Using modern imaging technology, scientists in Costa Rica have been able to study the spiders more closely. These close-up pictures allow the scientists to be able to see what is actually happening in the web.
In the early 1900's orb-weaving spiders were thought to coat their legs with an oil from their mouths. The oil supposedly kept them from sticking to the web.
An orb-weaving spider's web is an adhesive trap that insects are captured in and cannot escape. They are then harvested for food by the spider.
Recent studies showed that the spider's legs are covered with fine hair. As they tiptoe around the web the hairs allow them to make minimal contact with the web strands. But on further examination researchers watched the spiders jam their legs onto the threads with a lot of force. Still they don't stick.

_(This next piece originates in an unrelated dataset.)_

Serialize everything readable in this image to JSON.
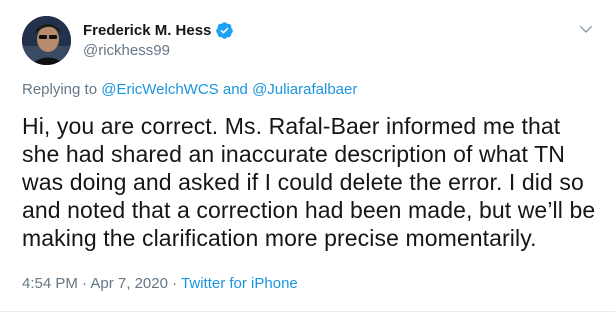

Three factors were involved in keeping the spiders from sticking. The fine hairs reduce the areas of leg that would stick to the web. There is a chemical coating on the hairs that keeps the web from sticking so much. The spiders are very deliberate and delicate about the way they move their legs. For instance they are very careful to move their legs in a way that allows the sticky web to slide off more easily.
Examination under a microscope showed that if the leg came in contact with the web adhesive drops were transferred to leg hairs. They slide down the leg hairs allowing the spider to loosen itself. Then the droplets keep sliding down until they sort of drip off the ends of the hairs. It looks much like water drops sliding off a leaf.
So the scientists 100 years ago were right. And now we can prove it.